In the Sahel, climate shocks, insecurity, and economic fragility are reshaping livelihoods and threatening social stability. Nearly four million people have been displaced in the Central Sahel due to violence, insecurity, and environmental pressures—an increase of two-thirds over the past five years. At the same time, youth unemployment remains alarmingly high, reaching more than 40% in parts of Mali.
In a region where more than 45% of the population is under 25, long-term stability depends on whether young people can access viable economic pathways. Without opportunity, displacement pressures, migration, and recruitment into armed groups intensify. With opportunity, local economies anchor communities rather than fragment them.
This reality framed the webinar “Entrepreneurship done differently in Mali–How are young entrepreneurs turning crises into opportunities?”, organised by SNV and E4Impact Francophone Africa Foundation in January 2026. The conversation revealed entrepreneurship not merely as an economic pursuit, but as a strategic lever for resilience, stability, and long-term opportunity.
A demographic imperative in a fragile environment
The Sahel’s crisis is multidimensional: climate change, land degradation, insecurity, and weak formal labour markets intersect. Across sub-Saharan Africa, nearly one in four young people are NEET—not in employment, education, or training. In rural Mali, high youth unemployment compounds food insecurity and undermines social cohesion.
Yet crisis conditions also catalyse adaptation. Climate stress is accelerating innovation in renewable energy, circular economy models, climate-smart agriculture, and local agri-processing. Young entrepreneurs are leveraging digital tools, community networks, and indigenous knowledge to build enterprises embedded in local value chains.
However, entrepreneurship in fragile settings faces systemic constraints. Access to finance remains limited, particularly for rural youth and women. Infrastructure gaps—roads, electricity, cold storage, connectivity—raise costs and restrict market expansion. Regulatory processes can discourage formalisation, while insecurity disrupts supply chains and deters long-term investment.
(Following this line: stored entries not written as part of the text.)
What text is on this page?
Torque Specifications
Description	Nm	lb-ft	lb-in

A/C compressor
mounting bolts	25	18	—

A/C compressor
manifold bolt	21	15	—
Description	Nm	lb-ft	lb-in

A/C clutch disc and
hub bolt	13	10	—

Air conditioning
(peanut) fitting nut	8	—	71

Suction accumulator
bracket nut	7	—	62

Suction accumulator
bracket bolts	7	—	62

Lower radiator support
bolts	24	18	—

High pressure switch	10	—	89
Without addressing these structural barriers, entrepreneurial potential cannot fully translate into sustainable economic transformation.

Crises are not inevitabilities, but catalysts for agile, inclusive and community-based entrepreneurship."
Youssouf Koumaré
Entrepreneurship as local economic anchoring
Entrepreneurship in contexts of instability often becomes a collective effort rooted in community resilience. Businesses are closely tied to community well-being, and success is measured not only in profit, but also in stability, social cohesion, and sustained livelihoods, value retention, and reduced vulnerability to shocks. Young entrepreneurs frequently act as problem-solvers, creating economic opportunities that reduce vulnerability to migration, recruitment into armed groups, or long-term reliance on humanitarian assistance.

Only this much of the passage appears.